Overlap, balance, and estimator-stability diagnostics.
Human review gates and stop conditions.
A report grounded in computed artifacts.
A model-output audit for hallucinated columns and overconfident language.
Memory cleanup between large local model calls.
19. Exercises
Add a synthetic unobserved confounder to the data-generating process. How should the agent report the residual risk?
Make overlap worse by targeting only the highest-risk customers. Does the overlap gate stop the workflow?
Add a randomized-holdout flag to the brief and modify the design selector to choose an experiment.
Add an agent tool that writes a minimal analysis plan for a stakeholder before any estimation code is run.
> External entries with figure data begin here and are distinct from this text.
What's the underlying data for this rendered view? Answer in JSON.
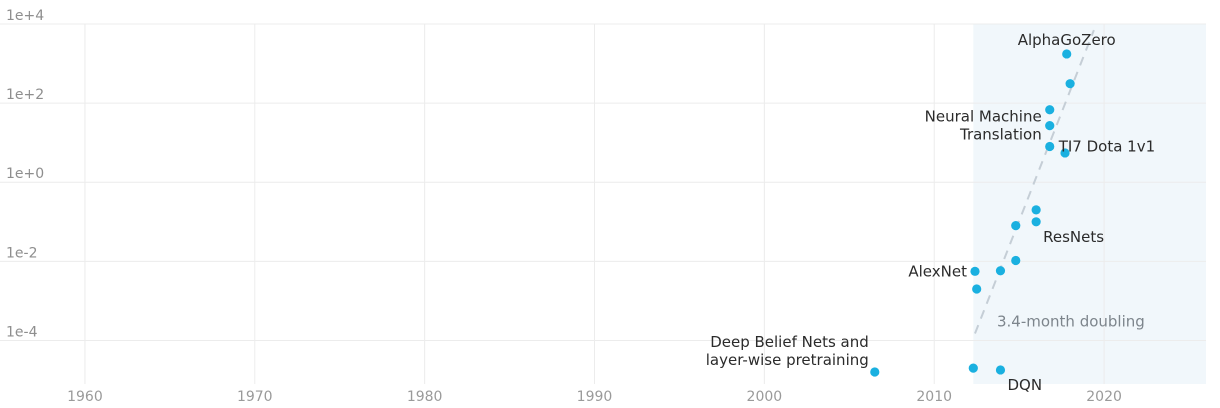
{
  "chart_data": {
    "type": "scatter",
    "x_scale": "linear",
    "y_scale": "log",
    "xlim": [
      1955,
      2026
    ],
    "ylim_log10": [
      -5.1,
      4
    ],
    "x_ticks": [
      {
        "value": 1960,
        "label": "1960"
      },
      {
        "value": 1970,
        "label": "1970"
      },
      {
        "value": 1980,
        "label": "1980"
      },
      {
        "value": 1990,
        "label": "1990"
      },
      {
        "value": 2000,
        "label": "2000"
      },
      {
        "value": 2010,
        "label": "2010"
      },
      {
        "value": 2020,
        "label": "2020"
      }
    ],
    "y_ticks": [
      {
        "value": 10000,
        "label": "1e+4"
      },
      {
        "value": 100,
        "label": "1e+2"
      },
      {
        "value": 1,
        "label": "1e+0"
      },
      {
        "value": 0.01,
        "label": "1e-2"
      },
      {
        "value": 0.0001,
        "label": "1e-4"
      }
    ],
    "grid": true,
    "shaded_region": {
      "x_start": 2012.3,
      "x_end": 2026
    },
    "trend": {
      "label": "3.4-month doubling",
      "start": {
        "x": 2012.4,
        "y": 0.00015
      },
      "end": {
        "x": 2019.4,
        "y": 7000
      }
    },
    "points": [
      {
        "x": 2006.5,
        "y": 1.6e-05,
        "label": "Deep Belief Nets and\nlayer-wise pretraining",
        "label_pos": "above-left"
      },
      {
        "x": 2012.3,
        "y": 2e-05,
        "label": ""
      },
      {
        "x": 2013.9,
        "y": 1.8e-05,
        "label": "DQN",
        "label_pos": "below-right"
      },
      {
        "x": 2012.4,
        "y": 0.0056,
        "label": "AlexNet",
        "label_pos": "left"
      },
      {
        "x": 2012.5,
        "y": 0.002,
        "label": ""
      },
      {
        "x": 2013.9,
        "y": 0.0058,
        "label": ""
      },
      {
        "x": 2014.8,
        "y": 0.0105,
        "label": ""
      },
      {
        "x": 2014.8,
        "y": 0.08,
        "label": ""
      },
      {
        "x": 2016.0,
        "y": 0.1,
        "label": "ResNets",
        "label_pos": "below-right"
      },
      {
        "x": 2016.0,
        "y": 0.2,
        "label": ""
      },
      {
        "x": 2016.8,
        "y": 8,
        "label": "TI7 Dota 1v1",
        "label_pos": "right"
      },
      {
        "x": 2017.7,
        "y": 5.5,
        "label": ""
      },
      {
        "x": 2016.8,
        "y": 27,
        "label": "Neural Machine\nTranslation",
        "label_pos": "left"
      },
      {
        "x": 2016.8,
        "y": 68,
        "label": ""
      },
      {
        "x": 2018.0,
        "y": 310,
        "label": ""
      },
      {
        "x": 2017.8,
        "y": 1750,
        "label": "AlphaGoZero",
        "label_pos": "above"
      }
    ]
  }
}
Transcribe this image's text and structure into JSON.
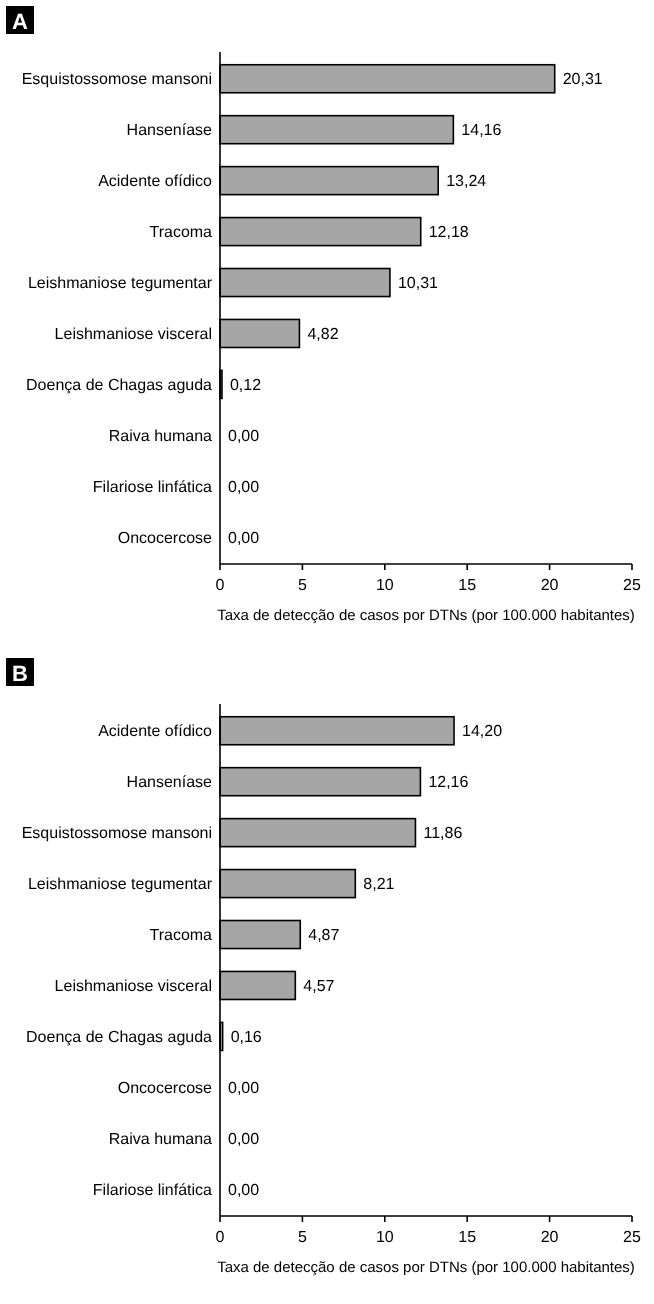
{
  "chart_data": [
    {
      "type": "bar",
      "title": "A",
      "orientation": "horizontal",
      "categories": [
        "Esquistossomose mansoni",
        "Hanseníase",
        "Acidente ofídico",
        "Tracoma",
        "Leishmaniose tegumentar",
        "Leishmaniose visceral",
        "Doença de Chagas aguda",
        "Raiva humana",
        "Filariose linfática",
        "Oncocercose"
      ],
      "values": [
        20.31,
        14.16,
        13.24,
        12.18,
        10.31,
        4.82,
        0.12,
        0,
        0,
        0
      ],
      "value_labels": [
        "20,31",
        "14,16",
        "13,24",
        "12,18",
        "10,31",
        "4,82",
        "0,12",
        "0,00",
        "0,00",
        "0,00"
      ],
      "color": "#a6a6a6",
      "xlim": [
        0,
        25
      ],
      "xticks": [
        0,
        5,
        10,
        15,
        20,
        25
      ],
      "xlabel": "Taxa de detecção de casos por DTNs (por 100.000 habitantes)",
      "grid": false
    },
    {
      "type": "bar",
      "title": "B",
      "orientation": "horizontal",
      "categories": [
        "Acidente ofídico",
        "Hanseníase",
        "Esquistossomose mansoni",
        "Leishmaniose tegumentar",
        "Tracoma",
        "Leishmaniose visceral",
        "Doença de Chagas aguda",
        "Oncocercose",
        "Raiva humana",
        "Filariose linfática"
      ],
      "values": [
        14.2,
        12.16,
        11.86,
        8.21,
        4.87,
        4.57,
        0.16,
        0,
        0,
        0
      ],
      "value_labels": [
        "14,20",
        "12,16",
        "11,86",
        "8,21",
        "4,87",
        "4,57",
        "0,16",
        "0,00",
        "0,00",
        "0,00"
      ],
      "color": "#a6a6a6",
      "xlim": [
        0,
        25
      ],
      "xticks": [
        0,
        5,
        10,
        15,
        20,
        25
      ],
      "xlabel": "Taxa de detecção de casos por DTNs (por 100.000 habitantes)",
      "grid": false
    }
  ]
}
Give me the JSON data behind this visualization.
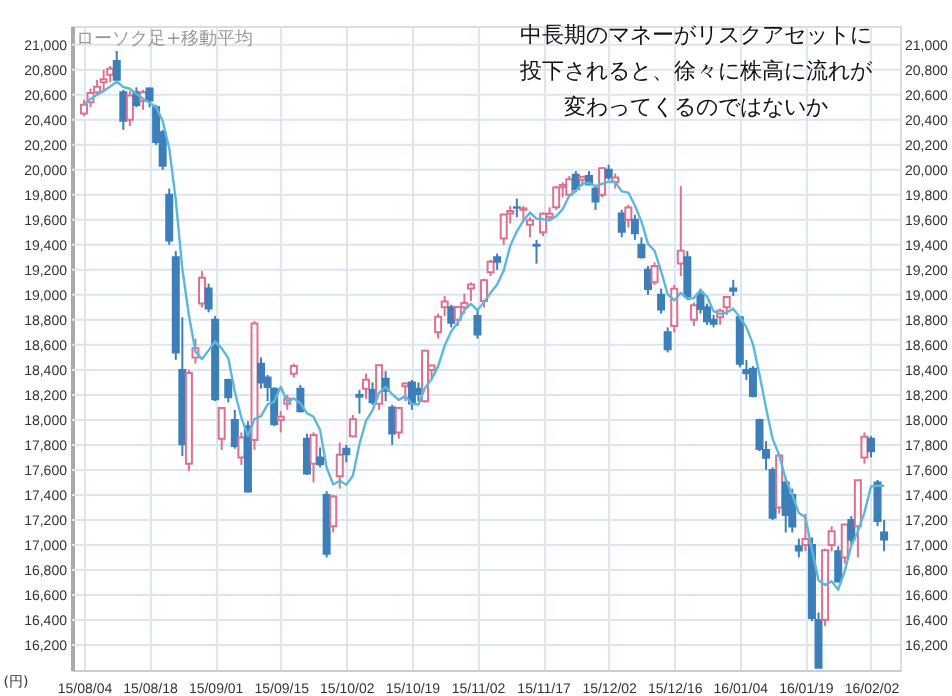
{
  "chart_data": {
    "type": "candlestick",
    "title": "ローソク足+移動平均",
    "ylabel": "(円)",
    "annotations": [
      "中長期のマネーがリスクアセットに投下されると、徐々に株高に流れが変わってくるのではないか"
    ],
    "categories": [
      "15/08/04",
      null,
      null,
      null,
      null,
      null,
      null,
      null,
      null,
      null,
      "15/08/18",
      null,
      null,
      null,
      null,
      null,
      null,
      null,
      null,
      null,
      "15/09/01",
      null,
      null,
      null,
      null,
      null,
      null,
      null,
      null,
      null,
      "15/09/15",
      null,
      null,
      null,
      null,
      null,
      null,
      null,
      null,
      null,
      "15/10/02",
      null,
      null,
      null,
      null,
      null,
      null,
      null,
      null,
      null,
      "15/10/19",
      null,
      null,
      null,
      null,
      null,
      null,
      null,
      null,
      null,
      "15/11/02",
      null,
      null,
      null,
      null,
      null,
      null,
      null,
      null,
      null,
      "15/11/17",
      null,
      null,
      null,
      null,
      null,
      null,
      null,
      null,
      null,
      "15/12/02",
      null,
      null,
      null,
      null,
      null,
      null,
      null,
      null,
      null,
      "15/12/16",
      null,
      null,
      null,
      null,
      null,
      null,
      null,
      null,
      null,
      "16/01/04",
      null,
      null,
      null,
      null,
      null,
      null,
      null,
      null,
      null,
      "16/01/19",
      null,
      null,
      null,
      null,
      null,
      null,
      null,
      null,
      null,
      "16/02/02",
      null,
      null
    ],
    "ohlc": [
      [
        20450,
        20560,
        20430,
        20520
      ],
      [
        20540,
        20650,
        20500,
        20614
      ],
      [
        20620,
        20720,
        20600,
        20665
      ],
      [
        20700,
        20800,
        20620,
        20724
      ],
      [
        20760,
        20830,
        20700,
        20808
      ],
      [
        20870,
        20950,
        20700,
        20720
      ],
      [
        20620,
        20640,
        20320,
        20392
      ],
      [
        20400,
        20630,
        20350,
        20595
      ],
      [
        20620,
        20660,
        20500,
        20519
      ],
      [
        20550,
        20640,
        20480,
        20620
      ],
      [
        20650,
        20660,
        20500,
        20554
      ],
      [
        20500,
        20520,
        20200,
        20222
      ],
      [
        20300,
        20320,
        20000,
        20033
      ],
      [
        19800,
        19850,
        19400,
        19435
      ],
      [
        19300,
        19350,
        18480,
        18540
      ],
      [
        18400,
        18820,
        17710,
        17806
      ],
      [
        17650,
        18400,
        17590,
        18376
      ],
      [
        18500,
        18650,
        18450,
        18574
      ],
      [
        18930,
        19190,
        18900,
        19136
      ],
      [
        19050,
        19090,
        18860,
        18890
      ],
      [
        18800,
        18830,
        18150,
        18165
      ],
      [
        17850,
        18100,
        17760,
        18095
      ],
      [
        18320,
        18330,
        18140,
        18182
      ],
      [
        18000,
        18080,
        17770,
        17792
      ],
      [
        17700,
        17900,
        17640,
        17860
      ],
      [
        17950,
        17990,
        17420,
        17427
      ],
      [
        17840,
        18790,
        17760,
        18770
      ],
      [
        18450,
        18500,
        18250,
        18299
      ],
      [
        18340,
        18360,
        18150,
        18264
      ],
      [
        18250,
        18260,
        17950,
        17965
      ],
      [
        18000,
        18070,
        17900,
        18026
      ],
      [
        18130,
        18200,
        18080,
        18171
      ],
      [
        18370,
        18450,
        18340,
        18432
      ],
      [
        18250,
        18280,
        18060,
        18070
      ],
      [
        17850,
        17890,
        17560,
        17571
      ],
      [
        17650,
        17900,
        17500,
        17880
      ],
      [
        17700,
        17780,
        17620,
        17645
      ],
      [
        17400,
        17430,
        16900,
        16930
      ],
      [
        17150,
        17400,
        17100,
        17388
      ],
      [
        17550,
        17820,
        17450,
        17722
      ],
      [
        17770,
        17800,
        17660,
        17725
      ],
      [
        17870,
        18040,
        17860,
        18005
      ],
      [
        18200,
        18240,
        18050,
        18186
      ],
      [
        18250,
        18370,
        18170,
        18322
      ],
      [
        18240,
        18300,
        18120,
        18141
      ],
      [
        18130,
        18440,
        18080,
        18438
      ],
      [
        18330,
        18390,
        18150,
        18234
      ],
      [
        18100,
        18120,
        17800,
        17891
      ],
      [
        17900,
        18100,
        17850,
        18096
      ],
      [
        18270,
        18300,
        18150,
        18291
      ],
      [
        18300,
        18320,
        18080,
        18131
      ],
      [
        18250,
        18300,
        18150,
        18207
      ],
      [
        18150,
        18560,
        18140,
        18554
      ],
      [
        18400,
        18440,
        18330,
        18435
      ],
      [
        18700,
        18850,
        18650,
        18825
      ],
      [
        18900,
        18990,
        18830,
        18947
      ],
      [
        18900,
        18920,
        18740,
        18777
      ],
      [
        18800,
        18910,
        18750,
        18903
      ],
      [
        18900,
        19010,
        18850,
        18935
      ],
      [
        19050,
        19100,
        18950,
        19083
      ],
      [
        18830,
        18890,
        18650,
        18683
      ],
      [
        18950,
        19130,
        18900,
        19116
      ],
      [
        19180,
        19280,
        19150,
        19265
      ],
      [
        19300,
        19330,
        19200,
        19265
      ],
      [
        19450,
        19650,
        19400,
        19642
      ],
      [
        19650,
        19710,
        19570,
        19671
      ],
      [
        19700,
        19770,
        19620,
        19697
      ],
      [
        19680,
        19710,
        19580,
        19691
      ],
      [
        19560,
        19620,
        19460,
        19596
      ],
      [
        19400,
        19440,
        19250,
        19393
      ],
      [
        19500,
        19660,
        19470,
        19649
      ],
      [
        19620,
        19700,
        19590,
        19649
      ],
      [
        19700,
        19870,
        19680,
        19859
      ],
      [
        19860,
        19900,
        19780,
        19879
      ],
      [
        19800,
        19950,
        19780,
        19924
      ],
      [
        19960,
        19990,
        19820,
        19847
      ],
      [
        19920,
        19950,
        19870,
        19944
      ],
      [
        19950,
        19990,
        19880,
        19883
      ],
      [
        19850,
        19870,
        19680,
        19747
      ],
      [
        19800,
        20020,
        19780,
        20012
      ],
      [
        20000,
        20040,
        19920,
        19938
      ],
      [
        19900,
        19970,
        19850,
        19939
      ],
      [
        19650,
        19680,
        19460,
        19504
      ],
      [
        19600,
        19720,
        19540,
        19698
      ],
      [
        19600,
        19640,
        19440,
        19492
      ],
      [
        19400,
        19460,
        19290,
        19301
      ],
      [
        19200,
        19230,
        19000,
        19046
      ],
      [
        19100,
        19260,
        19080,
        19230
      ],
      [
        19000,
        19050,
        18850,
        18883
      ],
      [
        18700,
        18740,
        18540,
        18565
      ],
      [
        18750,
        19080,
        18700,
        19049
      ],
      [
        19250,
        19870,
        19150,
        19353
      ],
      [
        19300,
        19350,
        18960,
        18986
      ],
      [
        18800,
        18940,
        18750,
        18916
      ],
      [
        19000,
        19050,
        18850,
        18886
      ],
      [
        18900,
        18930,
        18760,
        18789
      ],
      [
        18800,
        18840,
        18740,
        18769
      ],
      [
        18820,
        18890,
        18760,
        18873
      ],
      [
        18900,
        18990,
        18840,
        18982
      ],
      [
        19050,
        19120,
        18990,
        19033
      ],
      [
        18820,
        18830,
        18420,
        18450
      ],
      [
        18400,
        18480,
        18320,
        18374
      ],
      [
        18410,
        18430,
        18180,
        18191
      ],
      [
        18000,
        18010,
        17750,
        17767
      ],
      [
        17760,
        17830,
        17600,
        17697
      ],
      [
        17600,
        17620,
        17200,
        17218
      ],
      [
        17300,
        17730,
        17250,
        17715
      ],
      [
        17500,
        17540,
        17100,
        17240
      ],
      [
        17400,
        17450,
        17100,
        17147
      ],
      [
        16990,
        17050,
        16900,
        16955
      ],
      [
        17000,
        17250,
        16950,
        17048
      ],
      [
        17000,
        17060,
        16390,
        16416
      ],
      [
        16400,
        16460,
        16017,
        16017
      ],
      [
        16400,
        16970,
        16350,
        16958
      ],
      [
        17000,
        17150,
        16950,
        17110
      ],
      [
        16950,
        16990,
        16700,
        16708
      ],
      [
        16900,
        17170,
        16850,
        17163
      ],
      [
        17200,
        17230,
        17000,
        17041
      ],
      [
        17150,
        17520,
        16900,
        17518
      ],
      [
        17700,
        17900,
        17650,
        17865
      ],
      [
        17850,
        17870,
        17700,
        17750
      ],
      [
        17500,
        17520,
        17150,
        17191
      ],
      [
        17100,
        17200,
        16950,
        17044
      ]
    ],
    "colors": [
      "#e0708e",
      "#e0708e",
      "#e0708e",
      "#e0708e",
      "#e0708e",
      "#3d7fb8",
      "#3d7fb8",
      "#e0708e",
      "#3d7fb8",
      "#e0708e",
      "#3d7fb8",
      "#3d7fb8",
      "#3d7fb8",
      "#3d7fb8",
      "#3d7fb8",
      "#3d7fb8",
      "#e0708e",
      "#e0708e",
      "#e0708e",
      "#3d7fb8",
      "#3d7fb8",
      "#e0708e",
      "#3d7fb8",
      "#3d7fb8",
      "#e0708e",
      "#3d7fb8",
      "#e0708e",
      "#3d7fb8",
      "#3d7fb8",
      "#3d7fb8",
      "#e0708e",
      "#e0708e",
      "#e0708e",
      "#3d7fb8",
      "#3d7fb8",
      "#e0708e",
      "#3d7fb8",
      "#3d7fb8",
      "#e0708e",
      "#e0708e",
      "#3d7fb8",
      "#e0708e",
      "#3d7fb8",
      "#e0708e",
      "#3d7fb8",
      "#e0708e",
      "#3d7fb8",
      "#3d7fb8",
      "#e0708e",
      "#e0708e",
      "#3d7fb8",
      "#3d7fb8",
      "#e0708e",
      "#e0708e",
      "#e0708e",
      "#e0708e",
      "#3d7fb8",
      "#e0708e",
      "#e0708e",
      "#e0708e",
      "#3d7fb8",
      "#e0708e",
      "#e0708e",
      "#3d7fb8",
      "#e0708e",
      "#e0708e",
      "#3d7fb8",
      "#e0708e",
      "#e0708e",
      "#3d7fb8",
      "#e0708e",
      "#e0708e",
      "#e0708e",
      "#e0708e",
      "#e0708e",
      "#3d7fb8",
      "#e0708e",
      "#3d7fb8",
      "#3d7fb8",
      "#e0708e",
      "#3d7fb8",
      "#e0708e",
      "#3d7fb8",
      "#e0708e",
      "#3d7fb8",
      "#3d7fb8",
      "#3d7fb8",
      "#e0708e",
      "#3d7fb8",
      "#3d7fb8",
      "#e0708e",
      "#e0708e",
      "#3d7fb8",
      "#e0708e",
      "#3d7fb8",
      "#3d7fb8",
      "#3d7fb8",
      "#e0708e",
      "#e0708e",
      "#3d7fb8",
      "#3d7fb8",
      "#3d7fb8",
      "#3d7fb8",
      "#3d7fb8",
      "#3d7fb8",
      "#3d7fb8",
      "#e0708e",
      "#3d7fb8",
      "#3d7fb8",
      "#3d7fb8",
      "#e0708e",
      "#3d7fb8",
      "#3d7fb8",
      "#e0708e",
      "#e0708e",
      "#3d7fb8",
      "#e0708e",
      "#3d7fb8",
      "#e0708e",
      "#e0708e",
      "#3d7fb8",
      "#3d7fb8",
      "#3d7fb8"
    ],
    "series": [
      {
        "type": "line",
        "color": "#5bb8dc",
        "values": [
          20520,
          20567,
          20600,
          20631,
          20666,
          20706,
          20662,
          20648,
          20607,
          20569,
          20536,
          20502,
          20390,
          20173,
          19757,
          19207,
          18838,
          18546,
          18486,
          18556,
          18628,
          18572,
          18494,
          18225,
          18019,
          17871,
          18006,
          18030,
          18124,
          18145,
          18265,
          18145,
          18172,
          18133,
          18054,
          18025,
          17920,
          17619,
          17483,
          17513,
          17482,
          17554,
          17805,
          17992,
          18076,
          18218,
          18264,
          18205,
          18160,
          18190,
          18129,
          18123,
          18256,
          18324,
          18430,
          18594,
          18708,
          18777,
          18877,
          18929,
          18876,
          18944,
          19016,
          19082,
          19194,
          19392,
          19508,
          19593,
          19659,
          19610,
          19605,
          19596,
          19629,
          19686,
          19792,
          19832,
          19891,
          19895,
          19869,
          19887,
          19905,
          19904,
          19828,
          19818,
          19714,
          19587,
          19408,
          19353,
          19190,
          19005,
          18955,
          19016,
          18967,
          18974,
          19038,
          18986,
          18869,
          18847,
          18860,
          18889,
          18821,
          18742,
          18606,
          18363,
          18096,
          17849,
          17718,
          17527,
          17403,
          17255,
          17221,
          16961,
          16717,
          16679,
          16710,
          16642,
          16791,
          16996,
          17108,
          17259,
          17467,
          17473,
          17474
        ]
      }
    ],
    "ylim": [
      16000,
      21150
    ],
    "yticks": [
      {
        "value": 16200,
        "label": "16,200"
      },
      {
        "value": 16400,
        "label": "16,400"
      },
      {
        "value": 16600,
        "label": "16,600"
      },
      {
        "value": 16800,
        "label": "16,800"
      },
      {
        "value": 17000,
        "label": "17,000"
      },
      {
        "value": 17200,
        "label": "17,200"
      },
      {
        "value": 17400,
        "label": "17,400"
      },
      {
        "value": 17600,
        "label": "17,600"
      },
      {
        "value": 17800,
        "label": "17,800"
      },
      {
        "value": 18000,
        "label": "18,000"
      },
      {
        "value": 18200,
        "label": "18,200"
      },
      {
        "value": 18400,
        "label": "18,400"
      },
      {
        "value": 18600,
        "label": "18,600"
      },
      {
        "value": 18800,
        "label": "18,800"
      },
      {
        "value": 19000,
        "label": "19,000"
      },
      {
        "value": 19200,
        "label": "19,200"
      },
      {
        "value": 19400,
        "label": "19,400"
      },
      {
        "value": 19600,
        "label": "19,600"
      },
      {
        "value": 19800,
        "label": "19,800"
      },
      {
        "value": 20000,
        "label": "20,000"
      },
      {
        "value": 20200,
        "label": "20,200"
      },
      {
        "value": 20400,
        "label": "20,400"
      },
      {
        "value": 20600,
        "label": "20,600"
      },
      {
        "value": 20800,
        "label": "20,800"
      },
      {
        "value": 21000,
        "label": "21,000"
      }
    ],
    "y2lim": [
      16000,
      21150
    ],
    "y2ticks": [
      {
        "value": 16200,
        "label": "16,200"
      },
      {
        "value": 16400,
        "label": "16,400"
      },
      {
        "value": 16600,
        "label": "16,600"
      },
      {
        "value": 16800,
        "label": "16,800"
      },
      {
        "value": 17000,
        "label": "17,000"
      },
      {
        "value": 17200,
        "label": "17,200"
      },
      {
        "value": 17400,
        "label": "17,400"
      },
      {
        "value": 17600,
        "label": "17,600"
      },
      {
        "value": 17800,
        "label": "17,800"
      },
      {
        "value": 18000,
        "label": "18,000"
      },
      {
        "value": 18200,
        "label": "18,200"
      },
      {
        "value": 18400,
        "label": "18,400"
      },
      {
        "value": 18600,
        "label": "18,600"
      },
      {
        "value": 18800,
        "label": "18,800"
      },
      {
        "value": 19000,
        "label": "19,000"
      },
      {
        "value": 19200,
        "label": "19,200"
      },
      {
        "value": 19400,
        "label": "19,400"
      },
      {
        "value": 19600,
        "label": "19,600"
      },
      {
        "value": 19800,
        "label": "19,800"
      },
      {
        "value": 20000,
        "label": "20,000"
      },
      {
        "value": 20200,
        "label": "20,200"
      },
      {
        "value": 20400,
        "label": "20,400"
      },
      {
        "value": 20600,
        "label": "20,600"
      },
      {
        "value": 20800,
        "label": "20,800"
      },
      {
        "value": 21000,
        "label": "21,000"
      }
    ],
    "grid": true
  }
}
Run the all-model comparison and inspect which models fail to exclude support_contacts_after_offer.
Extend the agent state so each artifact records the tool version, timestamp, and reviewer approval.
20. Key Takeaways
A causal analysis agent should orchestrate tools, not replace identification thinking.
Deterministic tools should own profiling, diagnostics, and estimation.
The LLM should be constrained to planning, critique, translation, and report drafting.
Human review gates are not decoration. They are part of the causal design.
Agentic workflows are brittle because errors compound across steps. The remedy is structure, memory cleanup, explicit stop conditions, and auditability.